John E. Reid, the plaintiff in the court case, was once a police officer who went on to fame for his interrogation technique called "Reid style." John taught the tactic to other police officers all over the country. He claimed that When They See Us disparaged him and his technique in the process.
A judge, however, didn't agree with the claim. The US District Court Judge, Manish Shah, said on Monday, on the 23rd of March, that Reid's complaint was "dismissed," because of the First Amendment's protection of "non-factual assertions."
Deadline was the first to report the news. As it was noted above, Linda Fairstein, the ex-prosecutor in the case against the Central Park 5 - the boys who were accused of raping and beating a woman in New York City's Central Park - filed a suit against Netflix for depicting her as a virulent racist.
Furthermore, Linda Fairstein accused Netflix and Ava DuVernay of depicting her in such a way that was not consistent with reality.
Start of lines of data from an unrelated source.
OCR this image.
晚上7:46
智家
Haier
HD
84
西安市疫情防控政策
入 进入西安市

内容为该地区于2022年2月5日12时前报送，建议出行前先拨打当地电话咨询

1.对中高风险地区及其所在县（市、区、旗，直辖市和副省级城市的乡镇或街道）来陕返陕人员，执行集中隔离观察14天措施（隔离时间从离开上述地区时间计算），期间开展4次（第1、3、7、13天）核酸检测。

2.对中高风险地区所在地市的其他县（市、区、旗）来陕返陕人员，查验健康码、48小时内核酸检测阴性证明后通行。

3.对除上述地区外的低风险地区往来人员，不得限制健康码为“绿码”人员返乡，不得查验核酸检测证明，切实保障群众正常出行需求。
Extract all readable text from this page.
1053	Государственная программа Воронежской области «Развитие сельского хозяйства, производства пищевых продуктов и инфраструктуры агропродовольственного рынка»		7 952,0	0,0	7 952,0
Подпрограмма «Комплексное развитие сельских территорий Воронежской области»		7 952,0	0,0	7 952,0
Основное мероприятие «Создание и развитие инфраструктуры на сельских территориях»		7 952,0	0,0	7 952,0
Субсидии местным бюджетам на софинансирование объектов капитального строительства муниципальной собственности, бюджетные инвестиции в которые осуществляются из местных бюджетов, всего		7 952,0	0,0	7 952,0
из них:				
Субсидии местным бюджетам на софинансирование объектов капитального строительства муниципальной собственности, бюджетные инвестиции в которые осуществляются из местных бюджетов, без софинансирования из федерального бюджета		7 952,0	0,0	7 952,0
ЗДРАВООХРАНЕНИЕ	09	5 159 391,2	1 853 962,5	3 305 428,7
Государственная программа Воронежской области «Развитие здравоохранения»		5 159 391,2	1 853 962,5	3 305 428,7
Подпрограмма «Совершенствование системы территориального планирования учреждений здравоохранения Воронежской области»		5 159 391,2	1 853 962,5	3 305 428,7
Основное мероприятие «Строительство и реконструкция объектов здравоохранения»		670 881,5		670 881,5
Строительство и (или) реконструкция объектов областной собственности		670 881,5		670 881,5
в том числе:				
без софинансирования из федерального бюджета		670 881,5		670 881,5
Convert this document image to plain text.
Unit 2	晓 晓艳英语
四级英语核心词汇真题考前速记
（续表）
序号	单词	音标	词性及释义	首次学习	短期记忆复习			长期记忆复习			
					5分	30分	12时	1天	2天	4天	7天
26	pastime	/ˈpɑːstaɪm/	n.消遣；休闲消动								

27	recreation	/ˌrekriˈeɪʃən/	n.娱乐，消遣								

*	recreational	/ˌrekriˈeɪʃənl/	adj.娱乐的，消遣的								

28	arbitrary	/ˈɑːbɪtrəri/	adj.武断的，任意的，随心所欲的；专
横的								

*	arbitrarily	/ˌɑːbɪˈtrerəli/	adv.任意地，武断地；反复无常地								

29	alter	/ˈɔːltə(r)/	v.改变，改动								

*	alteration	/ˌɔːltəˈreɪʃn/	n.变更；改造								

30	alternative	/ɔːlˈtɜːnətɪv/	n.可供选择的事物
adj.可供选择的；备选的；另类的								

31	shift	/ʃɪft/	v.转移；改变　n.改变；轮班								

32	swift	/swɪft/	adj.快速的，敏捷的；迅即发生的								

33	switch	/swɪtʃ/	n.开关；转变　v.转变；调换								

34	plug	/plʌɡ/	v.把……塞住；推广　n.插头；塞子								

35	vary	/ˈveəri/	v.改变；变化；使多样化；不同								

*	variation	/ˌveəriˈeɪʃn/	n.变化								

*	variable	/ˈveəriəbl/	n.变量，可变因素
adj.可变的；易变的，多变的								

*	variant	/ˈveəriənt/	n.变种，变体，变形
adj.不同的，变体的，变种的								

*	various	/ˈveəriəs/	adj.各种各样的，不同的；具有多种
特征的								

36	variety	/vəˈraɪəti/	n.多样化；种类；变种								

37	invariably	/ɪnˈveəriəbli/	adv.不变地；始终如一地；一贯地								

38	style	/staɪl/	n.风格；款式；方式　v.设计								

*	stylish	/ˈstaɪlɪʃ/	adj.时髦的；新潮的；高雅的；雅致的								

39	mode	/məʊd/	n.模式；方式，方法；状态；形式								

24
Viewers of the popular Netflix show know that it was based on four young black boys who were sent to juvenile detention centers and one to prison.
However, in 2002, evidence of their innocence was revealed and they were subsequently exonerated for their crimes. New York City paid $41 million in 2014 for their wrongful conviction.
Netflix has repeatedly found themselves in lawsuits over the last several years, including their suit against Andrew Colborn, the detective who claimed Making A Murderer misrepresented evidence for sensationalism. Colborn argued that the series tarnished his reputation and nearly ruined his life.